Network "reflection" issue

[marfcg]

Dear all,
First of all, thanks for making your implementation publicly available!

I was trying to use it but ran into a few bumps and traced it back to an issue regarding the tree writing order. Take the "simple example" from the documentation, for instance:

from zss import simple_distance, Node

A = (
    Node("f")
        .addkid(Node("a")
            .addkid(Node("h"))
            .addkid(Node("c")
                .addkid(Node("l"))))
        .addkid(Node("e"))
    )
B = (
    Node("f")
        .addkid(Node("a")
            .addkid(Node("d"))
            .addkid(Node("c")
                .addkid(Node("b"))))
        .addkid(Node("e"))
    )
simple_distance(A, B)

Now if we write B reverting the order of nodes "a" and "e", that is:

C = (
    Node("f")
        .addkid(Node("e"))
        .addkid(Node("a")
            .addkid(Node("d"))
            .addkid(Node("c")
                .addkid(Node("b"))))
    )

the result is no longer 2, but 4.

Note that, from the point of view of the network itself, B and C are the same network, we are just writing the edges in a different order, so that the result should be the same (in principle).
If we calculate simple_distance(B, C) it will give 2, not 0.

I came across this problem because I was trying to implement a code that receives a pair of trees from the user (as edge list), and calculate the Zhang-Shasha edit distance.

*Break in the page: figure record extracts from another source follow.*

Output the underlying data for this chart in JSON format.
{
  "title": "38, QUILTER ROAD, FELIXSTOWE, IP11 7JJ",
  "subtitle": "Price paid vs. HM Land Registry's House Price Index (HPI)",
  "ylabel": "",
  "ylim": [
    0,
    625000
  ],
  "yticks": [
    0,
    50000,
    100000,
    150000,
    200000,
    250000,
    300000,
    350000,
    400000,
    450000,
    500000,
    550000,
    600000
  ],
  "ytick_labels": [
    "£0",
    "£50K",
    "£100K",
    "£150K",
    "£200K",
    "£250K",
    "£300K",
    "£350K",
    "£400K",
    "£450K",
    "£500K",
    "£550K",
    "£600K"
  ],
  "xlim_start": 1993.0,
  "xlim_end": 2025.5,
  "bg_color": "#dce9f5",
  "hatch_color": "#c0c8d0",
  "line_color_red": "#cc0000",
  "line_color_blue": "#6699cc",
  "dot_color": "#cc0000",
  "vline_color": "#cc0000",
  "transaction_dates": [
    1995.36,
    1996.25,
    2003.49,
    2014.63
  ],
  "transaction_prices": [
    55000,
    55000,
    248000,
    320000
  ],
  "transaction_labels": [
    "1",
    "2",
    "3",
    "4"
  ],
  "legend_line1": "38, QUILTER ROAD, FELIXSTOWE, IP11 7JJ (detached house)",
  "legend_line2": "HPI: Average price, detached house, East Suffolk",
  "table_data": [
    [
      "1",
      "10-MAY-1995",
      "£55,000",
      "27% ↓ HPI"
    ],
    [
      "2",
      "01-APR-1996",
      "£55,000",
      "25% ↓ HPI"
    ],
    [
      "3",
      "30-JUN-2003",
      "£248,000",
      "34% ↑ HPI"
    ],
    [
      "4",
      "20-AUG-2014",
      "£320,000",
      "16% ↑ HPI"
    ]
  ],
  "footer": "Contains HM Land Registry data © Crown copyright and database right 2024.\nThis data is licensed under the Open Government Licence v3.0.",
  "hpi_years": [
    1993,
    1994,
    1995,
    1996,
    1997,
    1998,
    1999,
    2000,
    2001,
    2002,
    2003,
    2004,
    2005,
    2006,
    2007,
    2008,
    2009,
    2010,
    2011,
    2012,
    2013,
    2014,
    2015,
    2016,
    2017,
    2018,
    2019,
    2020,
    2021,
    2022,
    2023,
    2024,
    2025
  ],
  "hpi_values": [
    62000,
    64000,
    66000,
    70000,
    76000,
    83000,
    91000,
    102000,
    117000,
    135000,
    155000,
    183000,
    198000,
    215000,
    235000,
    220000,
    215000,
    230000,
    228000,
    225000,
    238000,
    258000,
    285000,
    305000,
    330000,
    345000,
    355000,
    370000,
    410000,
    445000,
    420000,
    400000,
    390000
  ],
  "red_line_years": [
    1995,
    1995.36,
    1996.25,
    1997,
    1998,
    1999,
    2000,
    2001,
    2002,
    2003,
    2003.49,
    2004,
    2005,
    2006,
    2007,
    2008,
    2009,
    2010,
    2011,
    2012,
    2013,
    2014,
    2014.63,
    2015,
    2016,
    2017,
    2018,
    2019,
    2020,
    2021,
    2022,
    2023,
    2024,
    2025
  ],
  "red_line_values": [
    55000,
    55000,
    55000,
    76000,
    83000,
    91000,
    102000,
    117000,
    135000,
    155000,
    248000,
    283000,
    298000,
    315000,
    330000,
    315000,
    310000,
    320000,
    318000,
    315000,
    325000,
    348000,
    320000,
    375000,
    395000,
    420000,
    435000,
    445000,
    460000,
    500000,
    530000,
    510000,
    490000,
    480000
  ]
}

I used networkx topological_sort function to create the roots and used the network in the example to test it. But the result was not the expected 2, exactly because of the order in which edges are written in my code.
A workaround on my side is to use sorted lists for the neighbors, but I wondered if it is possible to have your code correct this issue directly (maybe the same workaround would solve, but I don't no since I didn't dig into your code).
If you want, I can send you the wrapper I'm writing.

Cheers!

[timtadh]

@marfcg that behavior is expected. The reason is this particular implementation works on ordered labeled trees. In other words the ordering of the children is considered important. I also think that it may be non-trivial to consider unordered trees since you would then need to match each child up with the lowest cost child of the other tree. I think you solution (sorting the lists of children) is probably the correct solution in the case that child order is not important for you. In the application I originally wrote this for I did care about order because I was comparing Abstract Syntax Trees.

[marfcg]

@timtadh Oh, I see. ;) Thanks for the clarification!
Due to my particular field of study on networks, for some reason I understood "ordered" as being equivalent to "directed", which are in fact two different animals.
Cheers!

[timtadh]

no problem. Good luck!